Noise-shaping quantization techniques are widely used for converting bandlimited signals from the analog to the digital domain. They work by "shaping" the quantization noise so that it falls close to the reconstruction operator's null space. We investigate the compatibility of two such schemes, specifically $\Sigma\Delta$ quantization and distributed noise-shaping quantization, with random samples of bandlimited functions. Let $f$ be a real-valued $\pi$-bandlimited function. Suppose $R>1$ is a real number and assume that $\{x_i\}_{i=1}^m$ is a sequence of i.i.d random variables uniformly distributed on $[-\tilde{R},\tilde{R}]$, where $\tilde{R}>R$ is appropriately chosen. We show that by using a noise-shaping quantizer to quantize the values of $f$ at $\{x_i\}_{i=1}^m$, a function $f^{\sharp}$ can be reconstructed from these quantized values such that $\|f-f^{\sharp}\|_{L^2[-R, R]}$ decays with high probability as $m$ and $\tilde{R}$ increase. We emphasize that the sample points $\{x_i\}_{i=1}^m$ are completely random, i.e., they have no predefined structure, which makes our findings the first of their kind.

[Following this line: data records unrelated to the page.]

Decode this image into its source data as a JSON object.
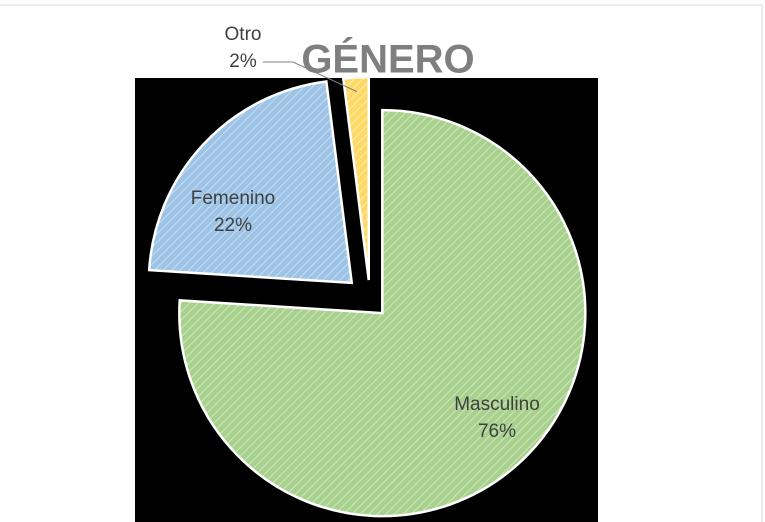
{
  "chart_data": {
    "type": "pie",
    "title": "GÉNERO",
    "categories": [
      "Masculino",
      "Femenino",
      "Otro"
    ],
    "values": [
      76,
      22,
      2
    ],
    "value_labels": [
      "76%",
      "22%",
      "2%"
    ],
    "colors": [
      "#a9d18e",
      "#9dc3e6",
      "#ffd966"
    ]
  }
}
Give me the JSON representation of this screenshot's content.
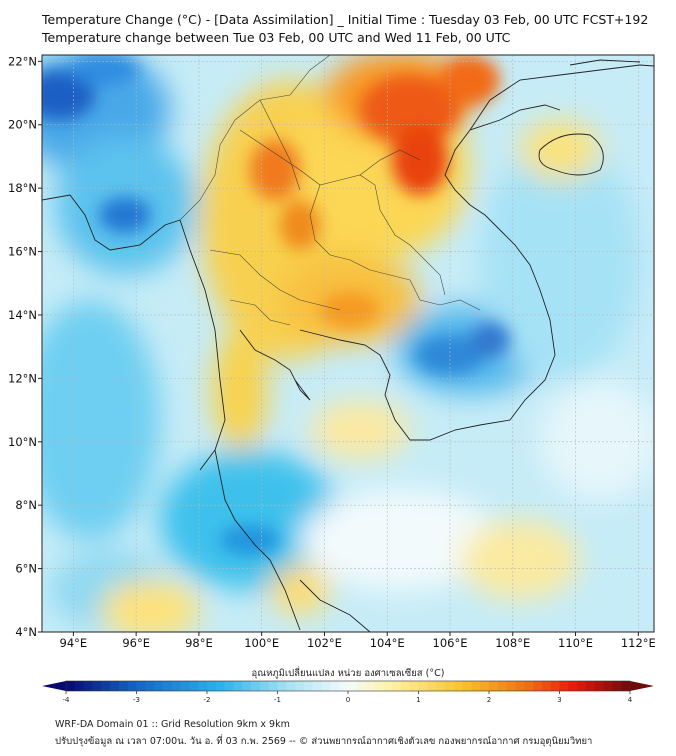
{
  "header": {
    "title_line1": "Temperature Change (°C) - [Data Assimilation] _ Initial Time : Tuesday 03 Feb, 00 UTC FCST+192",
    "title_line2": "Temperature change between Tue 03 Feb, 00 UTC and Wed 11 Feb, 00 UTC"
  },
  "map": {
    "lon_labels": [
      "94°E",
      "96°E",
      "98°E",
      "100°E",
      "102°E",
      "104°E",
      "106°E",
      "108°E",
      "110°E",
      "112°E"
    ],
    "lat_labels": [
      "22°N",
      "20°N",
      "18°N",
      "16°N",
      "14°N",
      "12°N",
      "10°N",
      "8°N",
      "6°N",
      "4°N"
    ],
    "lon_values": [
      94,
      96,
      98,
      100,
      102,
      104,
      106,
      108,
      110,
      112
    ],
    "lat_values": [
      22,
      20,
      18,
      16,
      14,
      12,
      10,
      8,
      6,
      4
    ],
    "lon_range": [
      93,
      112.5
    ],
    "lat_range": [
      4,
      22.2
    ],
    "gridlines": true
  },
  "colorbar": {
    "label": "อุณหภูมิเปลี่ยนแปลง หน่วย องศาเซลเซียส (°C)",
    "ticks": [
      "-4",
      "-3",
      "-2",
      "-1",
      "0",
      "1",
      "2",
      "3",
      "4"
    ],
    "tick_values": [
      -4,
      -3,
      -2,
      -1,
      0,
      1,
      2,
      3,
      4
    ],
    "range": [
      -4,
      4
    ],
    "colors": {
      "min": "#08086e",
      "cold": "#1565c8",
      "cool": "#2ab4ea",
      "light": "#aee4f4",
      "neutral": "#f4fbfd",
      "warm_light": "#fff2a8",
      "warm": "#f8c42c",
      "hot": "#ef6a12",
      "hotter": "#e81a0c",
      "max": "#6e0a0a"
    }
  },
  "footer": {
    "line1": "WRF-DA Domain 01 :: Grid Resolution 9km x 9km",
    "line2": "ปรับปรุงข้อมูล ณ เวลา 07:00น. วัน อ. ที่ 03 ก.พ. 2569 -- © ส่วนพยากรณ์อากาศเชิงตัวเลข กองพยากรณ์อากาศ กรมอุตุนิยมวิทยา"
  }
}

翻译：噪声整形量化技术广泛应用于将带限信号从模拟域转换到数字域。其原理是通过“整形”量化噪声，使其接近重构算子的零空间。本文研究两种此类方案——具体为ΣΔ量化与分布式噪声整形量化——与带限函数随机采样的兼容性。设f为实值π带限函数，取实数R>1，假设{x_i}_{i=1}^m为独立同分布于[-\tilde{R},\tilde{R}]的随机变量序列，其中\tilde{R}>R适当选取。我们证明：利用噪声整形量化器对函数f在{x_i}_{i=1}^m处的值进行量化后，可从这些量化值重构出函数f^#，使得\|f-f^#\|_{L^2[-R, R]}随m和\tilde{R}增大而高概率衰减。需强调的是，采样点{x_i}_{i=1}^m完全随机，即无预定义结构，这使得本研究成为该类问题的首项成果。